As we age, women need to really watch their diet. I’m not talking about calories in this instance, but on the types of food that we eat. A recent study by University of Arizona researchers found that poor diet by postmenopausal women is linked to a greater risk of developing anemia, as reported by Bloomberg Businessweek.
The researchers, who used data from 72,833 older women in the United States, found that deficiencies in more than a single nutrient were associated with a 21% increase in risk of persistent anemia. This risk increased 44% if a woman was deficient in three nutrients. In the study, women who had anemia consumed less protein, folate, vitamin B12, iron, vitamin C and red meat than women who didn’t have this condition.
So what is anemia? According to womenshealth.com, this condition occurs when a person has less than the normal number of red blood cells in the blood or when these red blood cells do not have enough of hemoglobin. Hemoglobin, which is a protein that gives the red color to blood, carries oxygen from the lungs to all parts of the body. When a person is anemic, the blood does not carry enough oxygen to all parts of the body, which causes the organs and tissues to work inefficiently. More than three million Americans have anemia. This condition happens when:
- The body loses too much blood, or
- The body has difficulty making red blood cells, or
- The red blood cells break down or die faster than the body can replace them, or
- More than one of these problems happens at the same time.

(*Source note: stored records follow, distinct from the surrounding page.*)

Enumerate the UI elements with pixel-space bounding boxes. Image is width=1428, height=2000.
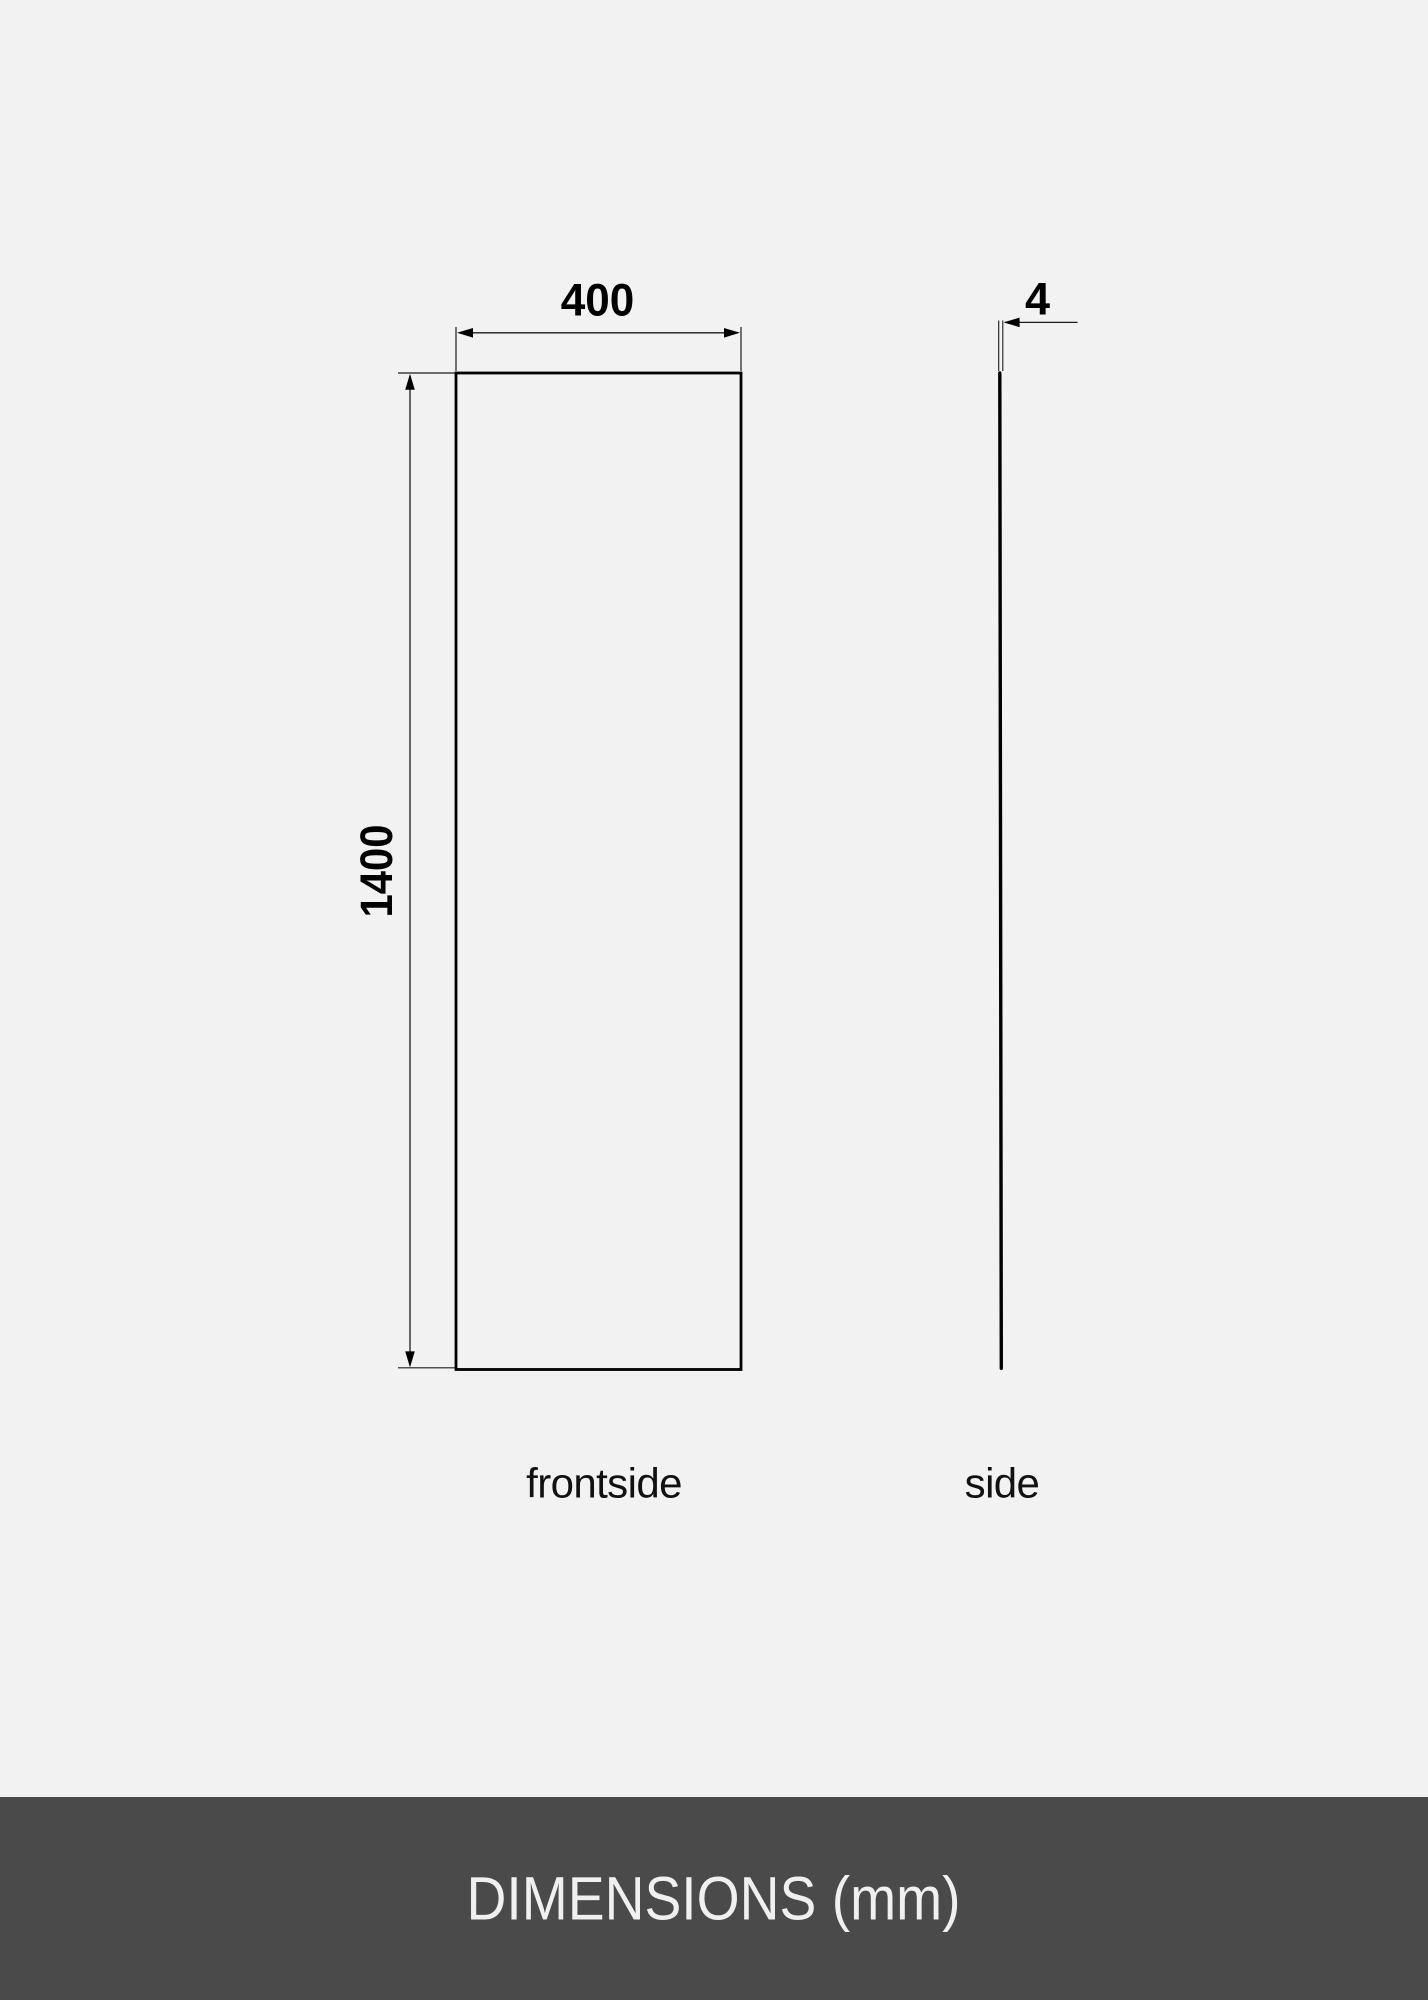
svg-text:frontside: frontside (526, 1460, 682, 1507)
svg-text:1400: 1400 (351, 825, 402, 918)
svg-text:side: side (965, 1460, 1040, 1507)
svg-text:4: 4 (1025, 274, 1050, 325)
svg-text:400: 400 (561, 275, 635, 326)
svg-text:DIMENSIONS (mm): DIMENSIONS (mm) (467, 1865, 961, 1933)
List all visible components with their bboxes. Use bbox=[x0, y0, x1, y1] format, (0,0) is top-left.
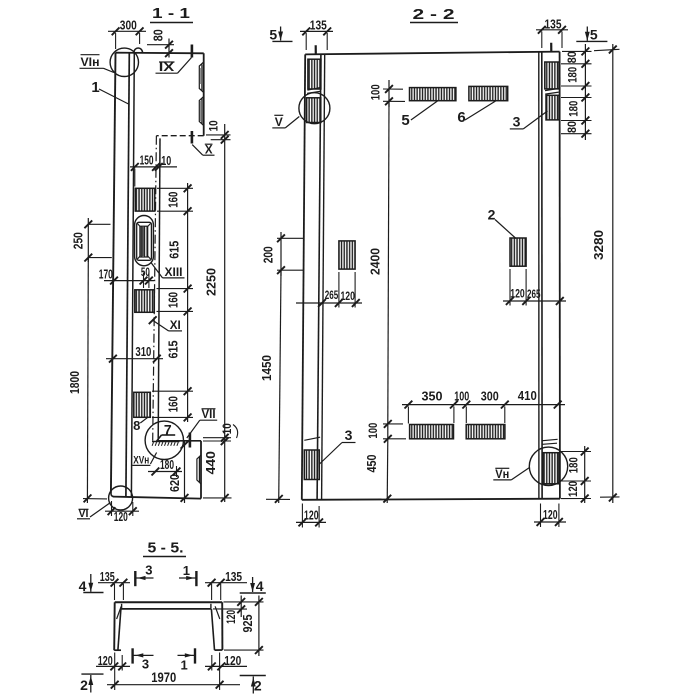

Womenshealth.com also noted that anemia takes time to develop and in the early stages you may not feel any signs. As this condition progresses, the symptoms include fatigue, weakness, dizziness, headache, numbness or coldness in feet and hands, low body temperature, pale skin, rapid or irregular heartbeat, shortness of breath, chest pain and irritability. Bloomberg Businessweek reported that anemia has been associated with the reduced ability to do physical work and physical activity, as well as injuries due to falls and hospitalizations. Additionally, anemia, especially iron deficiency anemia, has been linked to an increased risk of death. Womenshealth.com reported that this type of anemia is the most common type and happens when a person does not have enough iron in the body. Iron is necessary to make hemoglobin. Low iron levels can be caused by blood loss through very heavy and long periods, uterine fibroids, ulcers, colon polyps, colon cancer, regular use of aspirin and other drugs for pain, infections, severe injury, and surgery. A diet low in iron also can cause iron deficiency anemia. Foods such as meat, poultry, fish, eggs, dairy products and iron-fortified foods such as cereals provide the best sources of iron.
Interestingly, the University of Arizona researchers found that the use of multivitamin and mineral supplements was not associated with lower rates of anemia; instead, age, body mass index and smoking were linked to the condition.
Researchers suggested future studies may be helpful in better understanding anemia and menopausal women. "Additional efforts to regularly evaluate postmenopausal women for anemia should be considered and should be accompanied by an assessment of dietary intake to determine adequacy of intake of anemia-associated nutrients, including iron, vitamin B12 and folate," they wrote.